Last year, more than 75 000 subsistence farmers were invited by government to apply for farming input vouchers which could be used at vendors selected by the department.
Now, the support vouchers, ranging in value between R1 000 and R9 000 are being illegally trafficked among farmers.
On the farmer’s Facebook group, Farmers’ Forum SA, farmers can be seen posting on the group offering to sell their vouchers for cash.
According to Ngcobo, farmers are not permitted to resell their vouchers and those who are doing it will be open to severe repercussions.
Ngcobo tells Food For Mzansi, “Farmers that are found to be doing that will be blacklisted by the department and barred from receiving government support.”
“The trading of vouchers is not acceptable at all. According to section 1.6 of the PESI SOP, vouchers will only be redeemed for non-financial support from registered suppliers,” he adds.
Why farmers are trading vouchers for cash
“There are people who received vouchers who are offering to trade them for cash, while others are advertising that they are willing to pay cash for vouchers.”
Van Veenendaal explains that he personally cannot see how traders would succeed in this.
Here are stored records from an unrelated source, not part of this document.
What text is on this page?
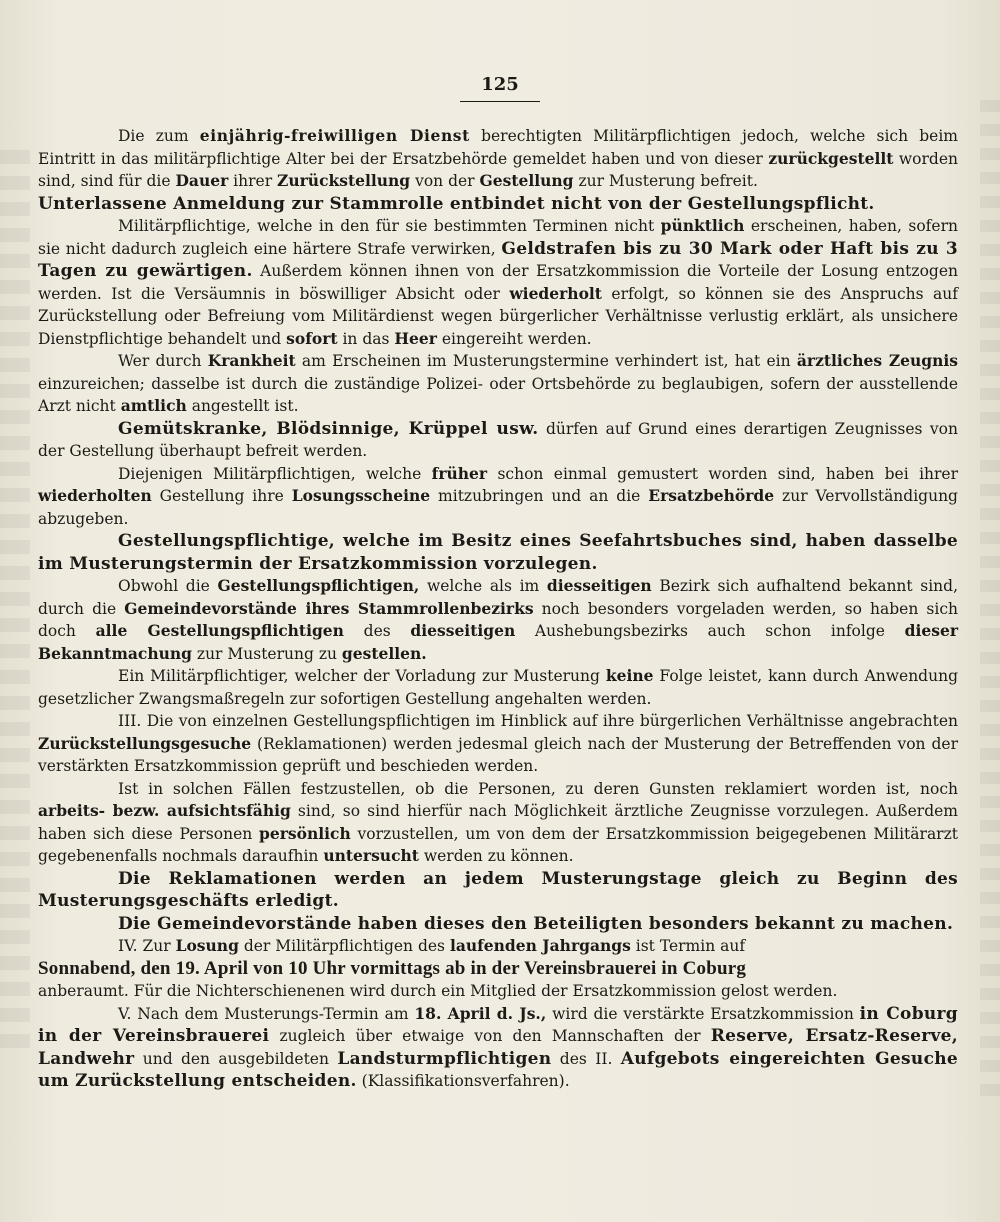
125

Die zum einjährig-freiwilligen Dienst berechtigten Militärpflichtigen jedoch, welche sich beim Eintritt in das militärpflichtige Alter bei der Ersatzbehörde gemeldet haben und von dieser zurückgestellt worden sind, sind für die Dauer ihrer Zurückstellung von der Gestellung zur Musterung befreit.

Unterlassene Anmeldung zur Stammrolle entbindet nicht von der Gestellungspflicht.

Militärpflichtige, welche in den für sie bestimmten Terminen nicht pünktlich erscheinen, haben, sofern sie nicht dadurch zugleich eine härtere Strafe verwirken, Geldstrafen bis zu 30 Mark oder Haft bis zu 3 Tagen zu gewärtigen. Außerdem können ihnen von der Ersatzkommission die Vorteile der Losung entzogen werden. Ist die Versäumnis in böswilliger Absicht oder wiederholt erfolgt, so können sie des Anspruchs auf Zurückstellung oder Befreiung vom Militärdienst wegen bürgerlicher Verhältnisse verlustig erklärt, als unsichere Dienstpflichtige behandelt und sofort in das Heer eingereiht werden.

Wer durch Krankheit am Erscheinen im Musterungstermine verhindert ist, hat ein ärztliches Zeugnis einzureichen; dasselbe ist durch die zuständige Polizei- oder Ortsbehörde zu beglaubigen, sofern der ausstellende Arzt nicht amtlich angestellt ist.

Gemütskranke, Blödsinnige, Krüppel usw. dürfen auf Grund eines derartigen Zeugnisses von der Gestellung überhaupt befreit werden.

Diejenigen Militärpflichtigen, welche früher schon einmal gemustert worden sind, haben bei ihrer wiederholten Gestellung ihre Losungsscheine mitzubringen und an die Ersatzbehörde zur Vervollständigung abzugeben.

Gestellungspflichtige, welche im Besitz eines Seefahrtsbuches sind, haben dasselbe im Musterungstermin der Ersatzkommission vorzulegen.

Obwohl die Gestellungspflichtigen, welche als im diesseitigen Bezirk sich aufhaltend bekannt sind, durch die Gemeindevorstände ihres Stammrollenbezirks noch besonders vorgeladen werden, so haben sich doch alle Gestellungspflichtigen des diesseitigen Aushebungsbezirks auch schon infolge dieser Bekanntmachung zur Musterung zu gestellen.

Ein Militärpflichtiger, welcher der Vorladung zur Musterung keine Folge leistet, kann durch Anwendung gesetzlicher Zwangsmaßregeln zur sofortigen Gestellung angehalten werden.

III. Die von einzelnen Gestellungspflichtigen im Hinblick auf ihre bürgerlichen Verhältnisse angebrachten Zurückstellungsgesuche (Reklamationen) werden jedesmal gleich nach der Musterung der Betreffenden von der verstärkten Ersatzkommission geprüft und beschieden werden.

Ist in solchen Fällen festzustellen, ob die Personen, zu deren Gunsten reklamiert worden ist, noch arbeits- bezw. aufsichtsfähig sind, so sind hierfür nach Möglichkeit ärztliche Zeugnisse vorzulegen. Außerdem haben sich diese Personen persönlich vorzustellen, um von dem der Ersatzkommission beigegebenen Militärarzt gegebenenfalls nochmals daraufhin untersucht werden zu können.

Die Reklamationen werden an jedem Musterungstage gleich zu Beginn des Musterungsgeschäfts erledigt.

Die Gemeindevorstände haben dieses den Beteiligten besonders bekannt zu machen.

IV. Zur Losung der Militärpflichtigen des laufenden Jahrgangs ist Termin auf

Sonnabend, den 19. April von 10 Uhr vormittags ab in der Vereinsbrauerei in Coburg

anberaumt. Für die Nichterschienenen wird durch ein Mitglied der Ersatzkommission gelost werden.

V. Nach dem Musterungs-Termin am 18. April d. Js., wird die verstärkte Ersatzkommission in Coburg in der Vereinsbrauerei zugleich über etwaige von den Mannschaften der Reserve, Ersatz-Reserve, Landwehr und den ausgebildeten Landsturmpflichtigen des II. Aufgebots eingereichten Gesuche um Zurückstellung entscheiden. (Klassifikationsverfahren).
Van Veenendaal says based on the posts that he has seen on the Facebok group, some of the comments suggest that farmers are trading their vouchers for cash because their interests and needs have changed. “Others sell their vouchers because they say they are hungry and need money.”
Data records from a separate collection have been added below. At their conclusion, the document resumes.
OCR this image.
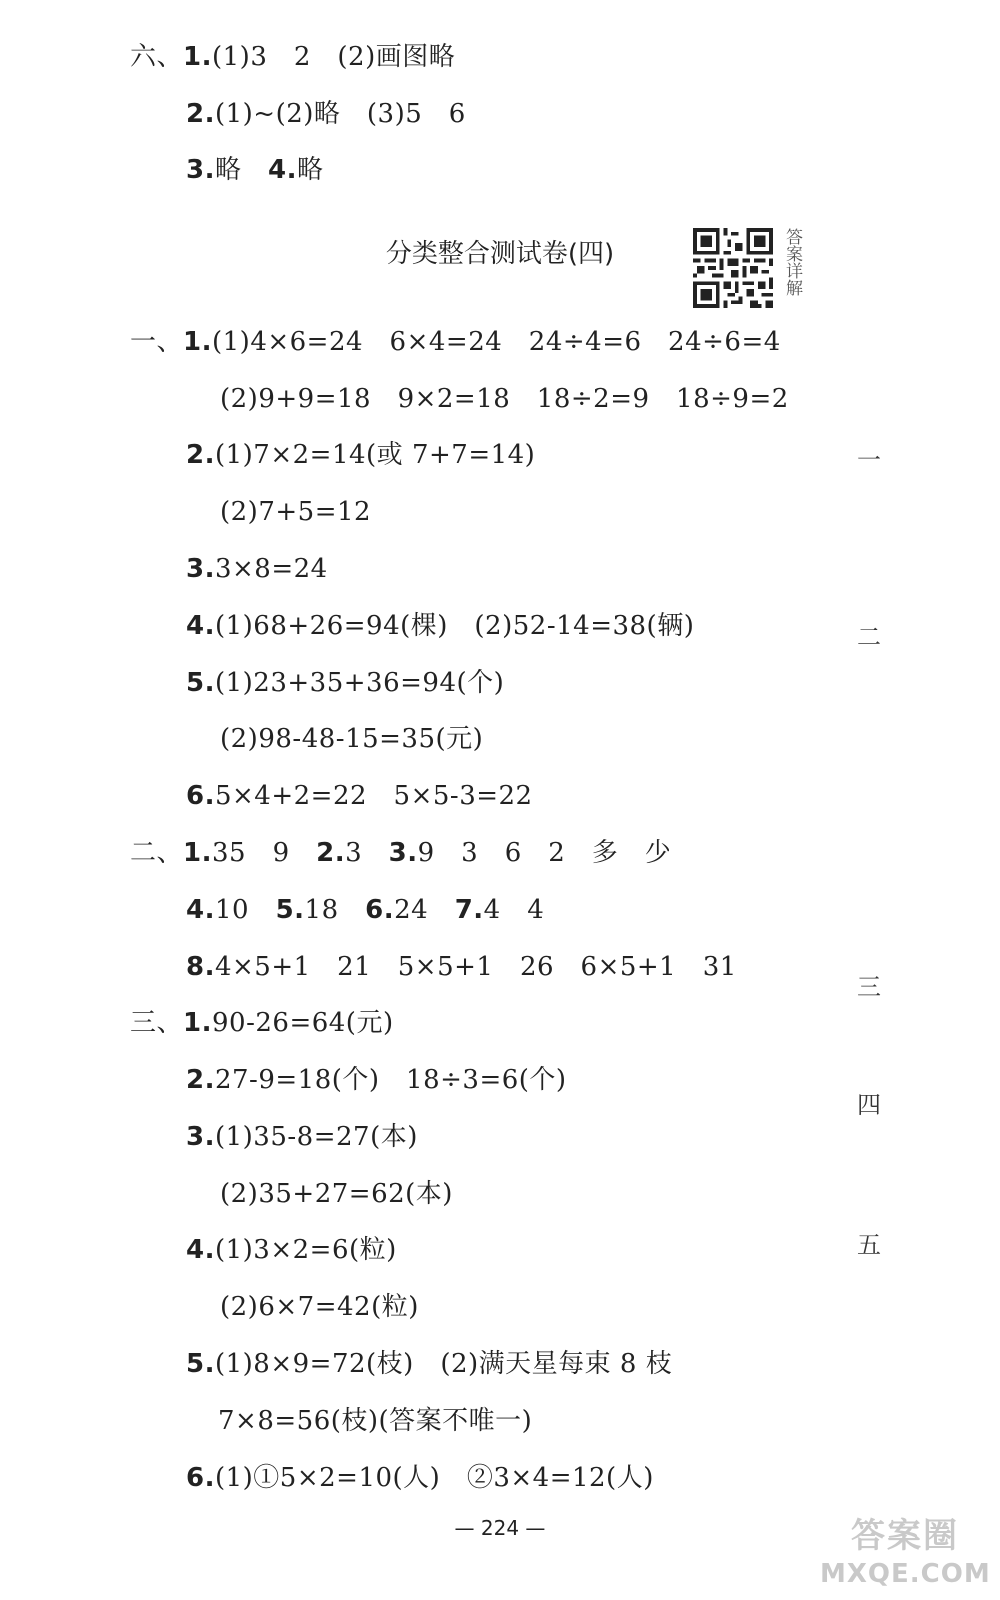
六、1.(1)3　2　(2)画图略
2.(1)~(2)略　(3)5　6
3.略　 4.略
分类整合测试卷(四)	答案详解
一、1.(1)4×6=24　6×4=24　24÷4=6　24÷6=4
(2)9+9=18　9×2=18　18÷2=9　18÷9=2
2.(1)7×2=14(或 7+7=14)
(2)7+5=12
3.3×8=24
4.(1)68+26=94(棵)　(2)52-14=38(辆)
5.(1)23+35+36=94(个)
(2)98-48-15=35(元)
6.5×4+2=22　5×5-3=22
二、1.35　9　2.3　3.9　3　6　2　多　少
4.10　5.18　6.24　7.4　4
8.4×5+1　21　5×5+1　26　6×5+1　31
三、1.90-26=64(元)
2.27-9=18(个)　18÷3=6(个)
3.(1)35-8=27(本)
(2)35+27=62(本)
4.(1)3×2=6(粒)
(2)6×7=42(粒)
5.(1)8×9=72(枝)　(2)满天星每束 8 枝
7×8=56(枝)(答案不唯一)
6.(1)①5×2=10(人)　②3×4=12(人)
一
二
三
四
五
— 224 —	答案圈
MXQE.COM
Department vows to address voucher issues
Meanwhile, farmers are also complaining that some of the vendors chosen by government do not exist.
“A lot of people received the voucher on their phone, but they didn’t know where to go and redeem the voucher. There was a lack of proper communication, and farmers complained about not being given a list of suppliers in their area that they could go to,” Van Veenendaal explains.
Food For Mzansi asked the department why this was the case and what they intended to do about it.
Ngcobo responds, “DALRRD is aware of this challenge and is currently attending to this.”
He adds that a comprehensive list of suppliers was made available for farmers to access. “The list of suppliers is issued out in accordance with the areas that the suppliers operate in.”
The PESI scheme was announced in October 2020, however, the application process opened in December only.
“We are now in April and some people are only receiving vouchers now that they really needed months ago, when they were setting up their productions,” he adds.